To the extent your local market conditions will allow, Waddington suggests developing criteria for deciding when a managed care contract's potential hassles make it not worth your participation. “Unfortunately, what usually happens is practices see a volume of patients they can get with a contract, and they don't even think about the little things in the contract that can affect their practice,” she says.

According to Rothe, the best way to change bothersome provisions, both before and after the contract is signed, is to show the MCO's medical director how all parties will win as a result of the change you want to make. For example, he has negotiated with some of his plans to accept referral forms and lab slips generated by his CPR system. “You need to point out how everybody benefits: The patients get in and out of the office quickly and with the information they need; I get the work done quickly; the lab gets legible information; and the plan gets legible information that's immediately available,” he says. “So what's the downside?”
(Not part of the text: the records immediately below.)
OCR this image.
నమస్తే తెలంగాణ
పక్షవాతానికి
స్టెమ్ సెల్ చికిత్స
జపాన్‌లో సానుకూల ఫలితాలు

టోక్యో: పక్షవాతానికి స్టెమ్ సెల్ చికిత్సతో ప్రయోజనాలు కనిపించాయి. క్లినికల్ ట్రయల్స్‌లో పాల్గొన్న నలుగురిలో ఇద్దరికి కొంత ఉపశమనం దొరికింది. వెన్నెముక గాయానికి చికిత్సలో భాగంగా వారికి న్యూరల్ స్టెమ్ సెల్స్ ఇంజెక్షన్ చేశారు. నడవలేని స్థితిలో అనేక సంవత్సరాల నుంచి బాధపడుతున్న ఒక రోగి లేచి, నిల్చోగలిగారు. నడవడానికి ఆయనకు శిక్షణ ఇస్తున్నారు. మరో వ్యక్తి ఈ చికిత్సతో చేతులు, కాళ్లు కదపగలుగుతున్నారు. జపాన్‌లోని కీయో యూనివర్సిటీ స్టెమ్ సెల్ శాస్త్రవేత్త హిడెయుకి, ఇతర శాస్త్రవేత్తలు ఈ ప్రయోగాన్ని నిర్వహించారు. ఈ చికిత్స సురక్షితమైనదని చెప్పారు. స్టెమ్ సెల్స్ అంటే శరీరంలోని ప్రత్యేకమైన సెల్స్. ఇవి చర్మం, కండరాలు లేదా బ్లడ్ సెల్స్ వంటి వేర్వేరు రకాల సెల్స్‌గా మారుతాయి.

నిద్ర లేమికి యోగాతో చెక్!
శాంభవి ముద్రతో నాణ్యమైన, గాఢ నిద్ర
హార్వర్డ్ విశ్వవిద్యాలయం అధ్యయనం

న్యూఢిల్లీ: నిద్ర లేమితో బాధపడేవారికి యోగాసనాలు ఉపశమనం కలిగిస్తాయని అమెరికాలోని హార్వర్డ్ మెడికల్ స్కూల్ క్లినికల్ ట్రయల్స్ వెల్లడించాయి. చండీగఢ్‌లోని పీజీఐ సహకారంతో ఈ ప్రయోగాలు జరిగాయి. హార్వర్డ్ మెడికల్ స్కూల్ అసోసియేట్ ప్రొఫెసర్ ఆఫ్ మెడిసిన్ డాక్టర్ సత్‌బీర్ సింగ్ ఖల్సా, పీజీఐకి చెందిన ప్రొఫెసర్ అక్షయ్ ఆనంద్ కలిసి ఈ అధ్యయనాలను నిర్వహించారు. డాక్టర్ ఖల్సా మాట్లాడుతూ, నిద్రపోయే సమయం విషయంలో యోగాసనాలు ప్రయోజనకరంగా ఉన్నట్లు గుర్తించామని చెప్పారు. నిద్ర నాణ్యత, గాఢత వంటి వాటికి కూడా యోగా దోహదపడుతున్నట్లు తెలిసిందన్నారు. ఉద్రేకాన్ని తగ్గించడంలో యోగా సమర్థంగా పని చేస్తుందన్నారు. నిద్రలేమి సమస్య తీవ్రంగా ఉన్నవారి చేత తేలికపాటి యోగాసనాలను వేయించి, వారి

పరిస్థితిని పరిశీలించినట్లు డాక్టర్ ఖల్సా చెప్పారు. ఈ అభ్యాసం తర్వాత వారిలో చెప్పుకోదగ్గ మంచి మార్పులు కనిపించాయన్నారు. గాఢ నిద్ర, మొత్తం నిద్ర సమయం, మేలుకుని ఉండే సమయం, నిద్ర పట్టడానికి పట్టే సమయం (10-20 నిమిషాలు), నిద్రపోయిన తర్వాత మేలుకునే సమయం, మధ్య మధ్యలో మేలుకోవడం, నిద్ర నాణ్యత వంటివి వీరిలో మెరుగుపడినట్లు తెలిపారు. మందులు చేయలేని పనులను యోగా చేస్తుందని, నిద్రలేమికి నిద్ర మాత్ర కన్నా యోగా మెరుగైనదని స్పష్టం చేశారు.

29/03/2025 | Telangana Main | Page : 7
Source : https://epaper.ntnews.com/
If you can't convince your plans to change contract provisions, at least try to negotiate for higher payments to offset the time and frustration those provisions cause. “The key is to figure out how much the hassles of managed care are going to cost you and then work those amounts into your negotiations with the MCOs,” says Roger C. Shenkel, MD, a family physician in Grand Junction, Colo., and a member of the FPM Board of Editors. “Let them pay for it.”

If you think you're annoyed ...

In the end, the greatest benefit you may realize from staying on top of your plans' requirements is maintaining a strong, positive relationship with your patients. They're often the ones who suffer most from the snafus and hassles of managed care: You may not appreciate a call from a pharmacist asking for a prescription change to fit a formulary, but at least you're not the one standing in line at the pharmacy with a cranky 2-year-old. Developing ways to make managed care work better for you will also make it work better for your patients — and help keep them satisfied.